Publications /
Opinion

Back
Entretien avec Pedro Pires, ancien Président du Cap-Vert
Authors
Lemine Ould M. Salem
January 15, 2019

“ Il faut quitter le pouvoir quand la loi et les urnes l’imposent 

Vétéran de la guerre de libération contre l’occupant portugais, et acteur majeur de la démocratisation de son pays, l’ancien Président capverdien fait partie des rares dirigeants africains qui ont quitté le pouvoir de manière démocratique. Dans l’entretien qui suit, il dresse le bilan des indépendances africaines, livre ses impressions sur la situation de la démocratie en Afrique, et analyse quelques grands évènements survenus ces dernières années sur le continent. 

Entretien réalisé en marge de la 7ème édition des Atlantic Dialogues du Policy Center For The South, tenue à Marrakech du 13 au 15 décembre 2018.

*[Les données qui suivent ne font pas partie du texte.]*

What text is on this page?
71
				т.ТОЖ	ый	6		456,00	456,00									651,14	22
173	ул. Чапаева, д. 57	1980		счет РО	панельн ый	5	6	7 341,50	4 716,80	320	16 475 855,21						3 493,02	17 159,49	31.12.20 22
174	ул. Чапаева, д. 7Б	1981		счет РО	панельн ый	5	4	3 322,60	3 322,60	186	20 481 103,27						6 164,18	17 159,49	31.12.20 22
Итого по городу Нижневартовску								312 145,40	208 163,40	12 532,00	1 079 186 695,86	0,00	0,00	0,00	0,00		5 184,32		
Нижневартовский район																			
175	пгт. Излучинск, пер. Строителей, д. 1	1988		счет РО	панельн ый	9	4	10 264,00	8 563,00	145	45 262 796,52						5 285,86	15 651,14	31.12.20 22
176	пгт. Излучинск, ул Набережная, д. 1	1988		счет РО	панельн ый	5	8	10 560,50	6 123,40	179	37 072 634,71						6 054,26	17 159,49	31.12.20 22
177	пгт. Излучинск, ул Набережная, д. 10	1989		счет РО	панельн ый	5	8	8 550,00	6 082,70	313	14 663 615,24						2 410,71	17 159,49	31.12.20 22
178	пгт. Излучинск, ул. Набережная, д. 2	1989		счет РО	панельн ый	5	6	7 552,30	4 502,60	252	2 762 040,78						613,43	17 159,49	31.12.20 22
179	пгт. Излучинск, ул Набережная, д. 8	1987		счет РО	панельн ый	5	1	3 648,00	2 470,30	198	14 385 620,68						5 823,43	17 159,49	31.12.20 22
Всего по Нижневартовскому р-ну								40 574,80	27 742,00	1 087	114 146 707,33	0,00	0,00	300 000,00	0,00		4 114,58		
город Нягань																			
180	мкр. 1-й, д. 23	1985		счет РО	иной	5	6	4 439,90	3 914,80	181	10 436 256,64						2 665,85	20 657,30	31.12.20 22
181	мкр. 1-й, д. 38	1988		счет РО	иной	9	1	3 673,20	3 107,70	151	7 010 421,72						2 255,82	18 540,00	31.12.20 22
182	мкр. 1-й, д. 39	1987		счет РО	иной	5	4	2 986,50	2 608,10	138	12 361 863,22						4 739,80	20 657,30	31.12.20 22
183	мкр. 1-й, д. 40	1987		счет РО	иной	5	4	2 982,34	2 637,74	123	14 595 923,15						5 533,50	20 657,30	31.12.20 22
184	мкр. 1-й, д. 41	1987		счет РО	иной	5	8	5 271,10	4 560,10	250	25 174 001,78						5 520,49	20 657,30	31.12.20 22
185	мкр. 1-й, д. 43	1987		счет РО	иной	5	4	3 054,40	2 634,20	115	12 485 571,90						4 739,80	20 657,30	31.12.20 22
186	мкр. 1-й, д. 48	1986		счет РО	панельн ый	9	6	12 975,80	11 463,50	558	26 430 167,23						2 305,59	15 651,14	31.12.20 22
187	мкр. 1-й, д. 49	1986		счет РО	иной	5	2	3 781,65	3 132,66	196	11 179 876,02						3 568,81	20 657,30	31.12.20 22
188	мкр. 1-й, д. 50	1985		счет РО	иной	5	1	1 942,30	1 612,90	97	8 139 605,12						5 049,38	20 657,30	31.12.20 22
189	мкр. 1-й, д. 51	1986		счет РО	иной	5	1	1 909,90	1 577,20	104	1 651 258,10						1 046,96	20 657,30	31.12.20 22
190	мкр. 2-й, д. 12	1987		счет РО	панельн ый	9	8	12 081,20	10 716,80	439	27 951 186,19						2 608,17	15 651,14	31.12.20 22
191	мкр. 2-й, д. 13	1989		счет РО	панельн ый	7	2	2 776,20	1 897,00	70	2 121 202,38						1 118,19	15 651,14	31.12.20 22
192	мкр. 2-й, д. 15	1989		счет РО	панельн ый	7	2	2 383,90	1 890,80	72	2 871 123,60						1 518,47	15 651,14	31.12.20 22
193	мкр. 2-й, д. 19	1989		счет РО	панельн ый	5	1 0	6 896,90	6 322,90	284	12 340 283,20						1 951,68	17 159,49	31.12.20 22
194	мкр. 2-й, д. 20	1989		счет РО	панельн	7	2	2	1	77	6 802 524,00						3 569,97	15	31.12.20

Ils ont exercé le pouvoir, connu le confort, le luxe, les privilèges et les honneurs qui vont avec. Ils ont, par la suite, repris une vie "normale", sans fastes, ni palais, sans limousines ni garde rapprochée, sans collaborateurs, ni subordonnés. Comment l’après pouvoir est-il vécu ? “Je ne sais pas comment cela se passe-t-il pour les autres, ironise l’ancien président du Cap-Vert avant de nuancer : « Dans mon cas, cela se passe très bien. Je ne me plains pas de ne plus être au pouvoir ”.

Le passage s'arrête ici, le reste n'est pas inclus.